A comparative study of cationic liposome and niosome-based adjuvant systems for protein subunit vaccines: characterisation, environmental scanning electron microscopy and immunisation studies in mice.

Vesicular adjuvant systems composing dimethyldioctadecylammonium (DDA) can promote both cell-mediated and humoral immune responses to the tuberculosis vaccine fusion protein in mice. However, these DDA preparations were found to be physically unstable, forming aggregates under ambient storage conditions. Therefore there is a need to improve the stability of such systems without undermining their potent adjuvanticity. To this end, the effect of incorporating non-ionic surfactants, such as 1-monopalmitoyl glycerol (MP), in addition to cholesterol (Chol) and trehalose 6,6'-dibehenate (TDB), on the stability and efficacy of these vaccine delivery systems was investigated. Differential scanning calorimetry revealed a reduction in the phase transition temperature (T(c)) of DDA-based vesicles by approximately 12 degrees C when MP and cholesterol (1:1 molar ratio) were incorporated into the DDA system.

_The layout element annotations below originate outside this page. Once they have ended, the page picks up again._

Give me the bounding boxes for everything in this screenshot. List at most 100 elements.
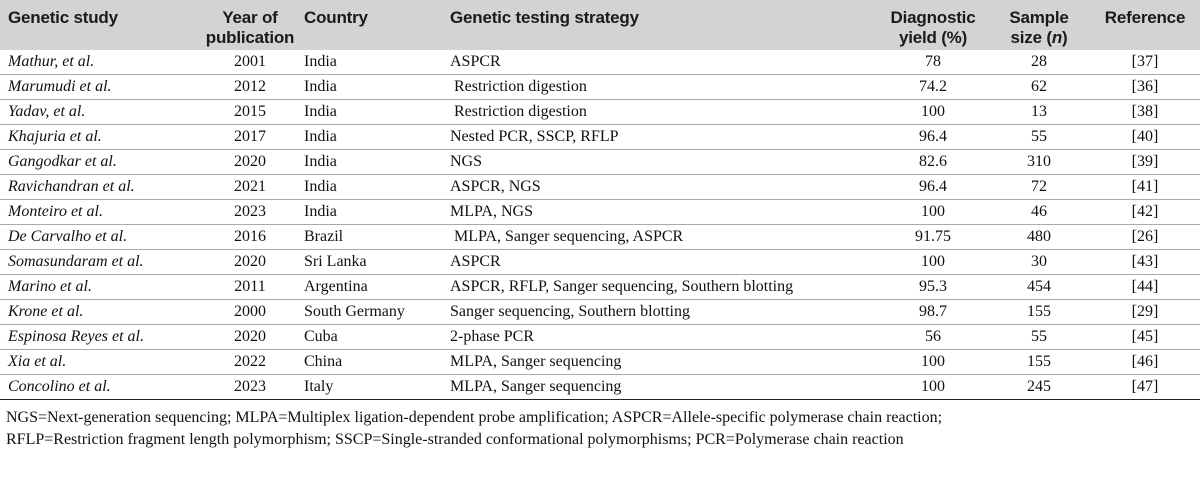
cell-country: Argentina — [304, 278, 368, 295]
cell-reference: [44] — [1131, 278, 1159, 295]
cell-country: China — [304, 353, 343, 370]
cell-country: India — [304, 203, 337, 220]
cell-reference: [37] — [1131, 53, 1159, 70]
table-row: De Carvalho et al. 2016 Brazil MLPA, Sange… — [0, 225, 1200, 250]
cell-sample-size: 13 — [1031, 103, 1047, 120]
table-row: Somasundaram et al. 2020 Sri Lanka ASPCR 100… — [0, 250, 1200, 275]
table-row: Yadav, et al. 2015 India Restriction diges… — [0, 100, 1200, 125]
cell-year: 2020 — [234, 153, 266, 170]
table-row: Xia et al. 2022 China MLPA, Sanger sequenci… — [0, 350, 1200, 375]
cell-sample-size: 46 — [1031, 203, 1047, 220]
cell-country: India — [304, 128, 337, 145]
header-yield: Diagnostic yield (%) — [890, 8, 976, 47]
cell-year: 2000 — [234, 303, 266, 320]
cell-study: Ravichandran et al. — [8, 178, 135, 195]
cell-reference: [43] — [1131, 253, 1159, 270]
cell-yield: 96.4 — [919, 178, 947, 195]
cell-yield: 100 — [921, 378, 945, 395]
cell-sample-size: 62 — [1031, 78, 1047, 95]
cell-study: Espinosa Reyes et al. — [8, 328, 144, 345]
cell-reference: [45] — [1131, 328, 1159, 345]
table-row: Gangodkar et al. 2020 India NGS 82.6 310 [39] — [0, 150, 1200, 175]
cell-study: Mathur, et al. — [8, 53, 95, 70]
cell-strategy: ASPCR — [450, 253, 501, 270]
cell-strategy: Restriction digestion — [450, 78, 587, 95]
cell-country: Italy — [304, 378, 334, 395]
cell-study: Xia et al. — [8, 353, 67, 370]
cell-year: 2022 — [234, 353, 266, 370]
cell-country: Cuba — [304, 328, 338, 345]
cell-year: 2012 — [234, 78, 266, 95]
table-footnote: NGS=Next-generation sequencing; MLPA=Mul… — [0, 400, 1200, 451]
cell-year: 2011 — [234, 278, 266, 295]
cell-sample-size: 310 — [1027, 153, 1051, 170]
cell-reference: [41] — [1131, 178, 1159, 195]
cell-year: 2001 — [234, 53, 266, 70]
cell-yield: 82.6 — [919, 153, 947, 170]
cell-strategy: ASPCR, RFLP, Sanger sequencing, Southern… — [450, 278, 794, 295]
cell-country: India — [304, 153, 337, 170]
table-row: Krone et al. 2000 South Germany Sanger sequ… — [0, 300, 1200, 325]
cell-strategy: ASPCR, NGS — [450, 178, 541, 195]
cell-reference: [36] — [1131, 78, 1159, 95]
cell-country: India — [304, 103, 337, 120]
cell-sample-size: 30 — [1031, 253, 1047, 270]
cell-sample-size: 28 — [1031, 53, 1047, 70]
cell-reference: [46] — [1131, 353, 1159, 370]
cell-sample-size: 55 — [1031, 328, 1047, 345]
cell-year: 2016 — [234, 228, 266, 245]
header-year: Year of publication — [205, 8, 295, 47]
cell-strategy: MLPA, Sanger sequencing — [450, 353, 622, 370]
table-header-row: Genetic study Year of publication Country… — [0, 0, 1200, 50]
cell-reference: [38] — [1131, 103, 1159, 120]
cell-study: Khajuria et al. — [8, 128, 102, 145]
cell-yield: 96.4 — [919, 128, 947, 145]
cell-reference: [40] — [1131, 128, 1159, 145]
table-row: Marino et al. 2011 Argentina ASPCR, RFLP, S… — [0, 275, 1200, 300]
cell-strategy: Nested PCR, SSCP, RFLP — [450, 128, 619, 145]
header-genetic-study: Genetic study — [8, 8, 118, 27]
cell-study: Yadav, et al. — [8, 103, 86, 120]
cell-yield: 95.3 — [919, 278, 947, 295]
header-reference: Reference — [1104, 8, 1186, 27]
genetic-studies-table: Genetic study Year of publication Country… — [0, 0, 1200, 400]
cell-study: Gangodkar et al. — [8, 153, 117, 170]
cell-study: Marino et al. — [8, 278, 92, 295]
cell-reference: [42] — [1131, 203, 1159, 220]
cell-yield: 74.2 — [919, 78, 947, 95]
cell-sample-size: 454 — [1027, 278, 1051, 295]
cell-sample-size: 480 — [1027, 228, 1051, 245]
cell-country: India — [304, 178, 337, 195]
cell-country: Brazil — [304, 228, 344, 245]
cell-yield: 100 — [921, 203, 945, 220]
table-row: Concolino et al. 2023 Italy MLPA, Sanger se… — [0, 375, 1200, 400]
cell-strategy: MLPA, Sanger sequencing, ASPCR — [450, 228, 684, 245]
cell-yield: 56 — [925, 328, 941, 345]
table-row: Marumudi et al. 2012 India Restriction dig… — [0, 75, 1200, 100]
cell-sample-size: 72 — [1031, 178, 1047, 195]
cell-country: South Germany — [304, 303, 405, 320]
cell-study: Concolino et al. — [8, 378, 111, 395]
table-row: Monteiro et al. 2023 India MLPA, NGS 100 46 [4… — [0, 200, 1200, 225]
cell-yield: 100 — [921, 353, 945, 370]
cell-study: Monteiro et al. — [8, 203, 103, 220]
cell-yield: 78 — [925, 53, 941, 70]
cell-sample-size: 155 — [1027, 303, 1051, 320]
cell-year: 2015 — [234, 103, 266, 120]
table-row: Khajuria et al. 2017 India Nested PCR, SSCP… — [0, 125, 1200, 150]
cell-study: Somasundaram et al. — [8, 253, 144, 270]
cell-country: India — [304, 78, 337, 95]
cell-reference: [29] — [1131, 303, 1159, 320]
cell-year: 2023 — [234, 378, 266, 395]
cell-yield: 91.75 — [915, 228, 951, 245]
footnote-line-2: RFLP=Restriction fragment length polymor… — [6, 431, 904, 448]
cell-year: 2017 — [234, 128, 266, 145]
cell-reference: [47] — [1131, 378, 1159, 395]
cell-strategy: NGS — [450, 153, 483, 170]
cell-year: 2020 — [234, 253, 266, 270]
table-row: Ravichandran et al. 2021 India ASPCR, NGS 96… — [0, 175, 1200, 200]
cell-strategy: 2-phase PCR — [450, 328, 534, 345]
cell-year: 2021 — [234, 178, 266, 195]
cell-reference: [39] — [1131, 153, 1159, 170]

Transmission electron microscopy (TEM) revealed the addition of MP to DDA vesicles resulted in the formation of multi-lamellar vesicles. Environmental scanning electron microscopy (ESEM) of MP-Chol-DDA-TDB (16:16:4:0.5 micromol) indicated that incorporation of antigen led to increased stability of the vesicles, perhaps as a result of the antigen embedding within the vesicle bilayers. At 4 degrees C DDA liposomes showed significant vesicle aggregation after 28 days, although addition of MP-Chol or TDB was shown to inhibit this instability. Alternatively, at 25 degrees C only the MP-based systems retained their original size. The presence of MP within the vesicle formulation was also shown to promote a sustained release of antigen in-vitro. The adjuvant activity of various systems was tested in mice against three subunit antigens, including mycobacterial fusion protein Ag85B-ESAT-6, and two malarial antigens (Merozoite surface protein 1, MSP1, and the glutamate rich protein, GLURP). The MP- and DDA-based systems induced antibody responses at comparable levels whereas the DDA-based systems induced more powerful cell-mediated immune responses.